Nine-year-olds will learn about relative clauses and modal verbs such as can, could, shall and should, and ten-year-olds will cover the use of the subjunctive, the active and passive voice, as well as subject and object.

Ian McNeilly, director of the National Association for the Teaching of English, said: ‘The focus and emphasis on grammar in primary schools will mean that potentially a whole generation of teachers will need some quite intensive training.  ‘It’s a big move from what some teachers have been used to.’

Many teachers may not have been taught grammar at school, having been educated in the 1970s and 1980s.  They will need tuition in grammar as well as how to teach it by 2014, when the new curriculum is intended to be introduced.

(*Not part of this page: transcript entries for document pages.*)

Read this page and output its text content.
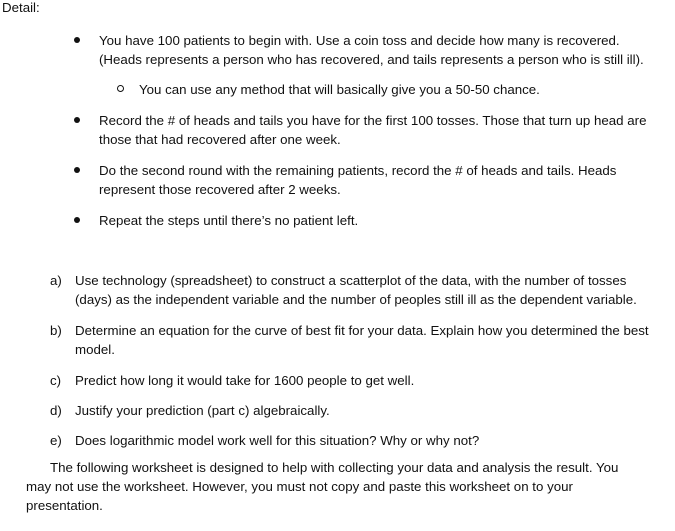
Detail:
You have 100 patients to begin with. Use a coin toss and decide how many is recovered. (Heads represents a person who has recovered, and tails represents a person who is still ill).
You can use any method that will basically give you a 50-50 chance.
Record the # of heads and tails you have for the first 100 tosses. Those that turn up head are those that had recovered after one week.
Do the second round with the remaining patients, record the # of heads and tails. Heads represent those recovered after 2 weeks.
Repeat the steps until there’s no patient left.
a) Use technology (spreadsheet) to construct a scatterplot of the data, with the number of tosses (days) as the independent variable and the number of peoples still ill as the dependent variable.
b) Determine an equation for the curve of best fit for your data. Explain how you determined the best model.
c) Predict how long it would take for 1600 people to get well.
d) Justify your prediction (part c) algebraically.
e) Does logarithmic model work well for this situation? Why or why not?
The following worksheet is designed to help with collecting your data and analysis the result. You may not use the worksheet. However, you must not copy and paste this worksheet on to your presentation.
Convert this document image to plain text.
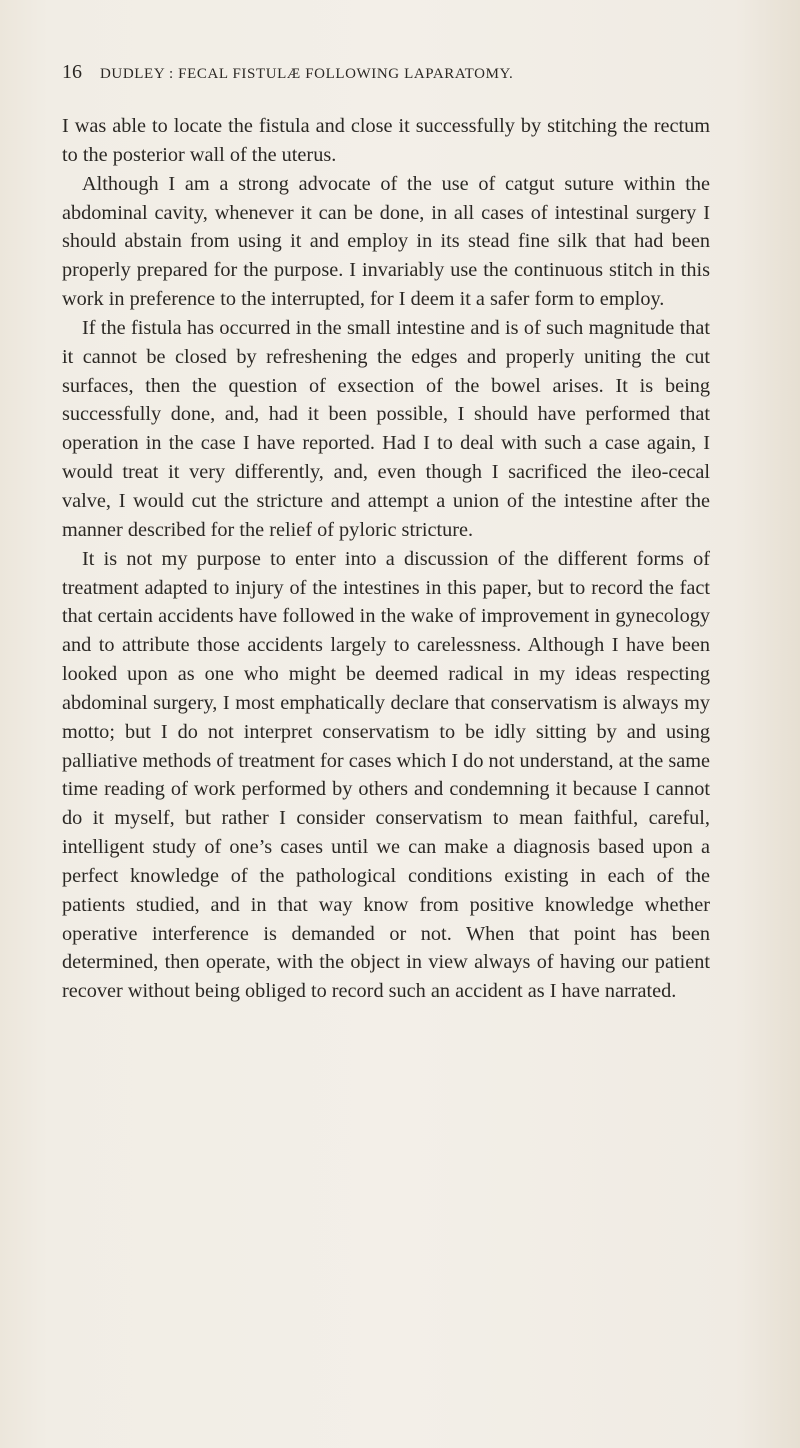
16 DUDLEY : FECAL FISTULÆ FOLLOWING LAPARATOMY.

I was able to locate the fistula and close it successfully by stitching the rectum to the posterior wall of the uterus.

Although I am a strong advocate of the use of catgut suture within the abdominal cavity, whenever it can be done, in all cases of intestinal surgery I should abstain from using it and employ in its stead fine silk that had been properly prepared for the purpose. I invariably use the continuous stitch in this work in preference to the interrupted, for I deem it a safer form to employ.

If the fistula has occurred in the small intestine and is of such magnitude that it cannot be closed by refreshening the edges and properly uniting the cut surfaces, then the question of exsection of the bowel arises. It is being successfully done, and, had it been possible, I should have performed that operation in the case I have reported. Had I to deal with such a case again, I would treat it very differently, and, even though I sacrificed the ileo-cecal valve, I would cut the stricture and attempt a union of the intestine after the manner described for the relief of pyloric stricture.

It is not my purpose to enter into a discussion of the different forms of treatment adapted to injury of the intestines in this paper, but to record the fact that certain accidents have followed in the wake of improvement in gynecology and to attribute those accidents largely to carelessness. Although I have been looked upon as one who might be deemed radical in my ideas respecting abdominal surgery, I most emphatically declare that conservatism is always my motto; but I do not interpret conservatism to be idly sitting by and using palliative methods of treatment for cases which I do not understand, at the same time reading of work performed by others and condemning it because I cannot do it myself, but rather I consider conservatism to mean faithful, careful, intelligent study of one’s cases until we can make a diagnosis based upon a perfect knowledge of the pathological conditions existing in each of the patients studied, and in that way know from positive knowledge whether operative interference is demanded or not. When that point has been determined, then operate, with the object in view always of having our patient recover without being obliged to record such an accident as I have narrated.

Mr McNeilly said: ‘Unless there’s a change in Government policy, they are not going to be paying for it. It’s going to be individual schools and maybe teachers that are going to have to pay.’

Similar problems are expected to arise in maths as several concepts taught at secondary school are being moved to primary level, such as adding, subtracting, multiplying and dividing fractions.

And some schools are ill-equipped to meet the demand to make study of a foreign language compulsory for seven-year-olds.

Kate Board, head of languages strategy at the education charity CfBT, said: ‘There’s quite a job to be done both increasing the confidence of teachers to teach languages but also to improve their linguistic competence.’

Details of changes to other primary subjects – and proposals for reform at secondary level – will follow later in the year.

As part of the reforms, the system of national curriculum levels – the eight-point scale that has been used to measure children’s progress since 1988 – will be scrapped, Education Secretary Michael Gove confirmed.

A new grading system will be drawn up for national curriculum tests at age 11, which is expected to mark out more clearly which pupils are falling behind.

In a letter outlining the reforms, Mr Gove said: ‘We will work closely with the teaching profession....  to determine exactly how the new National Curriculum will be enhanced and assessed.’